The linearity of the method was established by analysis of standard solution. The calibration curve was drawn by plotting the peak area versus concentration. The linearity range was found to be 10-110 μg/ml for salbutamol sulphate and 20-140 μg/ml for bromhexine hydrochloride. The specificity of the method was established by injecting placebo. No interference of the placebo was observed with the principal peaks. Ruggedness of the method was determined by carrying out the experiment on different instruments, by different chemists and on different days. The results showed that the method was rugged as percentage recovery was found to in the range of 95-100.5% for both of the drugs under study. The robustness of the method was determined by making slight changes in the chromatographic conditions. Buffer pH modification did not have any significant effect. The effect of organic strength on retention time was studied by small change in percentage polarity of the mobile phase system. It was found that even slight percentage change, up to 10% in ratio of mobile phase did not alter the position of the peaks.

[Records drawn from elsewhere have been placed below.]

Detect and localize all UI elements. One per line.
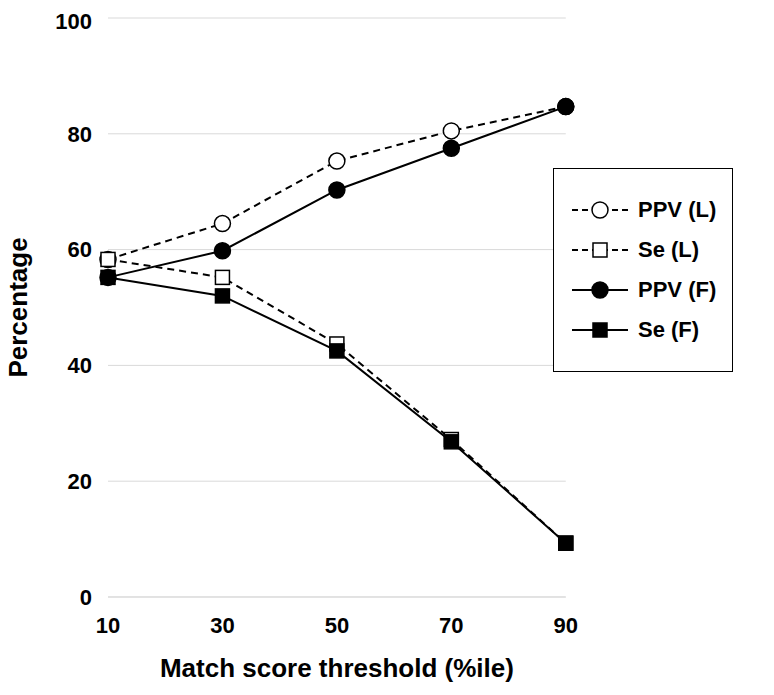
svg-text:30: 30 (210, 613, 234, 638)
svg-text:40: 40 (68, 353, 92, 378)
html-text:Se (L): Se (L) (638, 237, 700, 262)
svg-text:60: 60 (68, 237, 92, 262)
svg-text:0: 0 (80, 585, 92, 610)
svg-text:50: 50 (325, 613, 349, 638)
html-text:PPV (L): PPV (L) (638, 197, 717, 222)
html-text:Se (F): Se (F) (638, 317, 700, 342)
svg-text:80: 80 (68, 122, 92, 147)
html-text:PPV (F): PPV (F) (638, 277, 717, 302)
svg-text:Percentage: Percentage (8, 237, 33, 377)
svg-text:90: 90 (554, 613, 578, 638)
svg-text:20: 20 (68, 469, 92, 494)
svg-text:Match score threshold (%ile): Match score threshold (%ile) (160, 653, 514, 683)
svg-text:70: 70 (439, 613, 463, 638)
svg-text:100: 100 (55, 9, 92, 34)
svg-text:10: 10 (96, 613, 120, 638)
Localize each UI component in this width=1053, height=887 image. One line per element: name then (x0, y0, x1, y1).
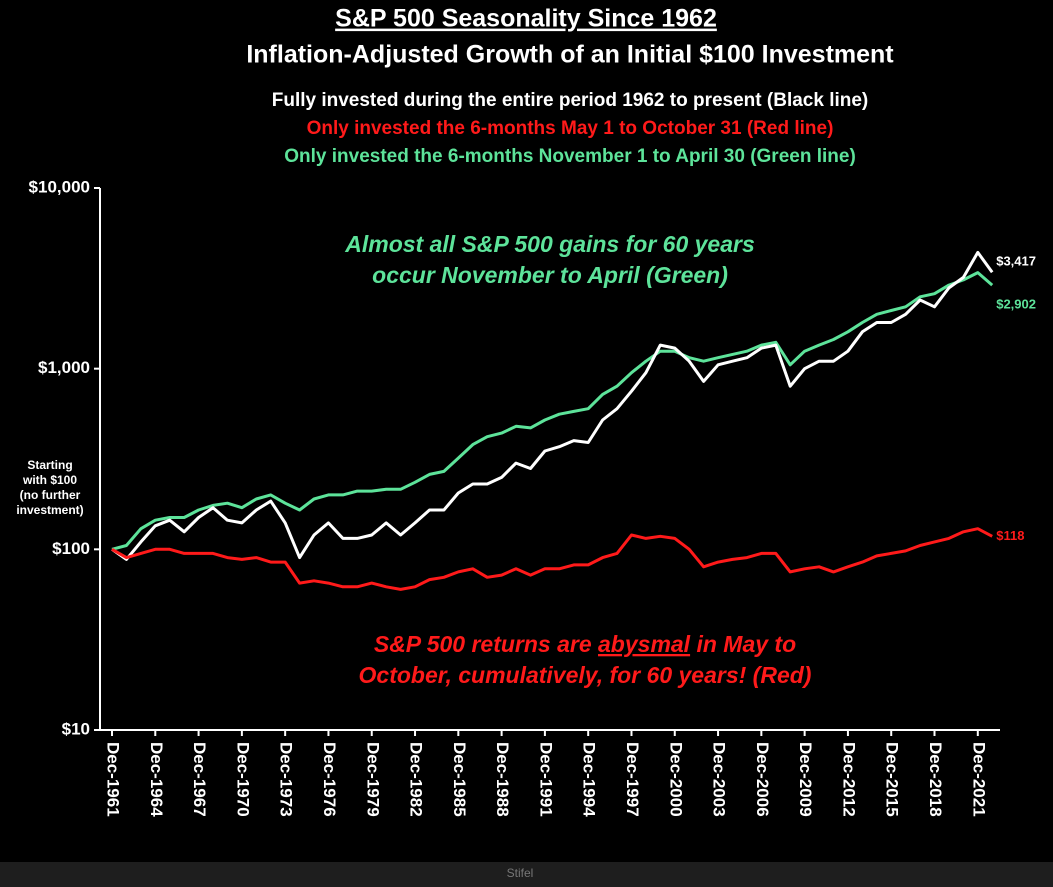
value-label: $118 (996, 528, 1024, 543)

The system suitability tests were carried out as per USP XXIV requirements. System suitability tests were carried out on freshly prepared standard stock solution of salbutamol sulphate and bromhexine and the parameters obtained with 100 μl injection volume. The number of theoretical plates for salbutamol sulphate and bromhexine hydrochloride was calculated as 19944 and 30337, respectively. The symmetry factor for salbutamol sulphate and bromhexine hydrochloride peak was found to be 1.08 and 1.11. The resolution between the two peaks was 1.85. The obtained results confirmed that the method is highly suitable for its intended purpose of separation of salbutamol sulphate and bromhexine hydrochloride and its simultaneous determination in tablet formulations.
In the reported method for estimation of salbutamol sulphate and bromhexine hydrochloride the retention time has been reported to be more than 7 min. The proposed method is specific, accurate, rugged, robust, and precise as found from the laboratory studies. The method when applied for the determination of salbutamol sulphate and bromhexine hydrochloride in combined dosage marketed formulation, gave results conforming to the label claim of the drug.
The authors thank Prof. B. G. Shivananda, Principal, Al-Ameen College of Pharmacy, Bangalore for providing the necessary facilities and Cipla Ltd., Mumbai for the pure drug samples of salbutamol sulphate and bromhexine hydrochloride.